Он играл ручкой Мари, крутя браслет–цепочку. Это натолкнуло меня на мысль. В одном из ящиков нашего шкафа бабушка хранила свои сокровища: обручальное кольцо и часы мужа, перстень, две золотые булавки, мамины серьги. Согласится ли она заложить их, чтоб Люсьен мог уехать в Париж? Вряд ли.
— Ты мне ни о чем не рассказываешь, — жаловалась Мари — Луиза.
Я отошла к окну, боясь, что один из них призовет меня в свидетели.
— На, отнеси Элизе, — сказал Люсьен дочке, давая ей газету.

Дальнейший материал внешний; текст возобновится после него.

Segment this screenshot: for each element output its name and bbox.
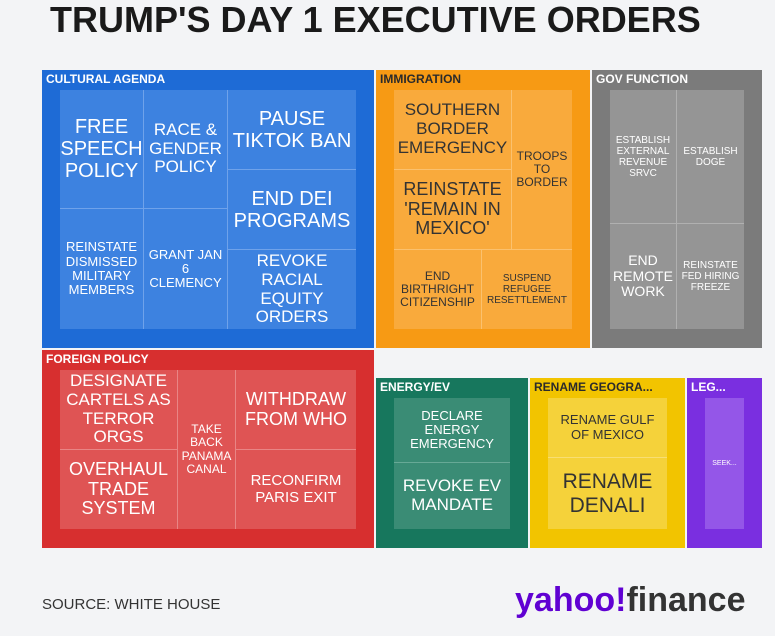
cell-troops-to-border[interactable]: TROOPS TO BORDER — [512, 90, 572, 250]
cell-end-remote-work[interactable]: END REMOTE WORK — [610, 224, 677, 329]
group-immigration: IMMIGRATION SOUTHERN BORDER EMERGENCY RE… — [376, 70, 590, 348]
cell-revoke-racial-equity[interactable]: REVOKE RACIAL EQUITY ORDERS — [255, 251, 329, 327]
group-energy-ev: ENERGY/EV DECLARE ENERGY EMERGENCY REVOK… — [376, 378, 528, 548]
cell-reinstate-dismissed-military[interactable]: REINSTATE DISMISSED MILITARY MEMBERS — [60, 209, 144, 329]
group-foreign-policy: FOREIGN POLICY DESIGNATE CARTELS AS TERR… — [42, 350, 374, 548]
group-label-gov-function: GOV FUNCTION — [596, 72, 688, 86]
cell-energy-emergency[interactable]: DECLARE ENERGY EMERGENCY — [394, 398, 510, 463]
group-label-cultural-agenda: CULTURAL AGENDA — [46, 72, 166, 86]
cell-overhaul-trade[interactable]: OVERHAUL TRADE SYSTEM — [60, 450, 178, 529]
cell-end-dei-programs[interactable]: END DEI PROGRAMS — [228, 170, 356, 250]
cell-grant-jan6-clemency[interactable]: GRANT JAN 6 CLEMENCY — [144, 209, 228, 329]
group-inner-rename-geography: RENAME GULF OF MEXICO RENAME DENALI — [548, 398, 667, 529]
group-gov-function: GOV FUNCTION ESTABLISH EXTERNAL REVENUE … — [592, 70, 762, 348]
cell-withdraw-who[interactable]: WITHDRAW FROM WHO — [236, 370, 356, 450]
cell-race-gender-policy[interactable]: RACE & GENDER POLICY — [144, 90, 228, 209]
group-inner-cultural-agenda: FREE SPEECH POLICY RACE & GENDER POLICY … — [60, 90, 356, 329]
yahoo-finance-logo: yahoo!finance — [515, 580, 746, 620]
source-note: SOURCE: WHITE HOUSE — [42, 596, 221, 613]
logo-product: finance — [626, 581, 746, 619]
cell-seek[interactable]: SEEK... — [712, 459, 737, 467]
cell-paris-exit[interactable]: RECONFIRM PARIS EXIT — [250, 472, 342, 506]
cell-external-revenue[interactable]: ESTABLISH EXTERNAL REVENUE SRVC — [610, 90, 677, 224]
group-rename-geography: RENAME GEOGRA... RENAME GULF OF MEXICO R… — [530, 378, 685, 548]
cell-fed-hiring-freeze[interactable]: REINSTATE FED HIRING FREEZE — [681, 260, 740, 293]
group-inner-immigration: SOUTHERN BORDER EMERGENCY REINSTATE 'REM… — [394, 90, 572, 329]
group-cultural-agenda: CULTURAL AGENDA FREE SPEECH POLICY RACE … — [42, 70, 374, 348]
cell-rename-gulf[interactable]: RENAME GULF OF MEXICO — [548, 398, 667, 458]
group-label-foreign-policy: FOREIGN POLICY — [46, 352, 149, 366]
group-inner-foreign-policy: DESIGNATE CARTELS AS TERROR ORGS OVERHAU… — [60, 370, 356, 529]
cell-rename-denali[interactable]: RENAME DENALI — [562, 470, 653, 517]
cell-end-birthright[interactable]: END BIRTHRIGHT CITIZENSHIP — [394, 250, 482, 329]
group-inner-gov-function: ESTABLISH EXTERNAL REVENUE SRVC ESTABLIS… — [610, 90, 744, 329]
cell-southern-border-emergency[interactable]: SOUTHERN BORDER EMERGENCY — [394, 90, 512, 170]
cell-establish-doge[interactable]: ESTABLISH DOGE — [677, 90, 744, 224]
group-label-legal: LEG... — [691, 380, 726, 394]
group-label-energy-ev: ENERGY/EV — [380, 380, 451, 394]
group-label-immigration: IMMIGRATION — [380, 72, 462, 86]
cell-revoke-ev-mandate[interactable]: REVOKE EV MANDATE — [402, 476, 502, 514]
group-label-rename-geography: RENAME GEOGRA... — [534, 380, 653, 394]
group-inner-energy-ev: DECLARE ENERGY EMERGENCY REVOKE EV MANDA… — [394, 398, 510, 529]
cell-pause-tiktok-ban[interactable]: PAUSE TIKTOK BAN — [228, 90, 356, 170]
cell-designate-cartels[interactable]: DESIGNATE CARTELS AS TERROR ORGS — [60, 370, 178, 450]
group-inner-legal: SEEK... — [705, 398, 744, 529]
cell-panama-canal[interactable]: TAKE BACK PANAMA CANAL — [178, 370, 236, 529]
cell-suspend-refugee[interactable]: SUSPEND REFUGEE RESETTLEMENT — [486, 273, 567, 306]
group-legal: LEG... SEEK... — [687, 378, 762, 548]
logo-brand: yahoo! — [515, 581, 627, 619]
cell-free-speech-policy[interactable]: FREE SPEECH POLICY — [60, 90, 144, 209]
chart-title: TRUMP'S DAY 1 EXECUTIVE ORDERS — [50, 0, 701, 40]
cell-remain-in-mexico[interactable]: REINSTATE 'REMAIN IN MEXICO' — [394, 170, 512, 250]
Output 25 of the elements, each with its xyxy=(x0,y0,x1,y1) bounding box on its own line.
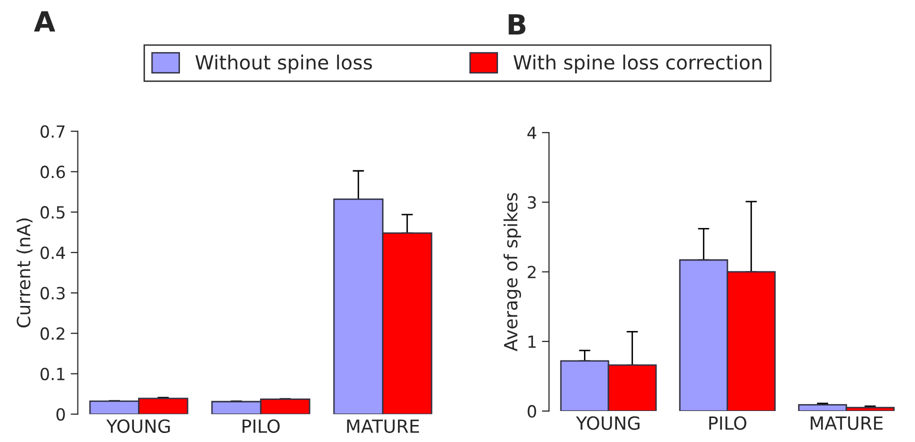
chart-title: A xyxy=(34,11,56,32)
y-tick-label: 3 xyxy=(528,196,536,209)
y-tick-label: 0.6 xyxy=(40,166,65,178)
x-tick-label: YOUNG xyxy=(106,419,170,433)
y-tick-label: 4 xyxy=(527,126,536,139)
y-tick-label: 0.3 xyxy=(40,286,65,300)
y-tick-label: 0.5 xyxy=(40,206,65,219)
x-tick-label: PILO xyxy=(709,416,746,430)
legend-label: Without spine loss xyxy=(195,54,372,74)
legend-label: With spine loss correction xyxy=(514,54,762,74)
x-tick-label: YOUNG xyxy=(576,416,640,430)
y-tick-label: 1 xyxy=(528,336,536,348)
x-tick-label: MATURE xyxy=(810,416,883,430)
y-tick-label: 0.4 xyxy=(40,246,66,260)
y-tick-label: 2 xyxy=(528,266,536,278)
y-tick-label: 0 xyxy=(528,405,536,418)
x-tick-label: PILO xyxy=(242,419,280,433)
y-tick-label: 0.7 xyxy=(40,125,65,138)
y-tick-label: 0 xyxy=(56,408,65,421)
y-axis-title: Average of spikes xyxy=(504,193,522,352)
y-tick-label: 0.2 xyxy=(40,327,64,340)
chart-title: B xyxy=(508,14,526,34)
y-tick-label: 0.1 xyxy=(40,368,64,380)
x-tick-label: MATURE xyxy=(347,420,419,433)
y-axis-title: Current (nA) xyxy=(16,218,33,328)
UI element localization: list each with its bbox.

Он хотел, чтоб я вернулась к ним. Мари — Луиза поняла это и замолкла. Тонкие черты ее лица исказились, она едва удерживалась от рыданий, протянула руку к Люсьену, хотела опереться о него. Он вздрогнул и резко отодвинулся. Стараясь сохранить равновесие, она застонала.
— Только без слез, — отрезал он, — или я уйду.
Она взглянула на него, но он отвел глаза.
— Люсьен, — мягко сказала она, — я ведь тоже твой Алжир.
Он пожал плечами и ничего не ответил.
Это сравнение, бессознательно сорвавшееся у нее с уст, смутило Люсьена. Оно смутило и меня. Мы оба надолго запомнили, храня ее про себя, эту фразу, последнюю фразу, которую Мари — Луизе довелось сказать моему брату.
Я взяла драгоценности, заложила и, получив двадцать пять тысяч франков, отдала их Люсьену накануне отъезда.
Он поблагодарил и заверил меня, что вернет. Я попросила его писать почаще и расплакалась, вопреки всем принятым решениям. Казалось, это его тронуло. Несколько раз он обошел медленным шагом нашу квартиру. Несмотря на холод, открыл окно и долго глядел на черное дерево, поблескивавшее сосульками. Я тщетно приставала, чтоб он что–нибудь съел. Он рано лег, так как поезд уходил в семь утра. Я хотела бы проводить его, но он не разрешил. Я так и не узнала, уехал ли он один.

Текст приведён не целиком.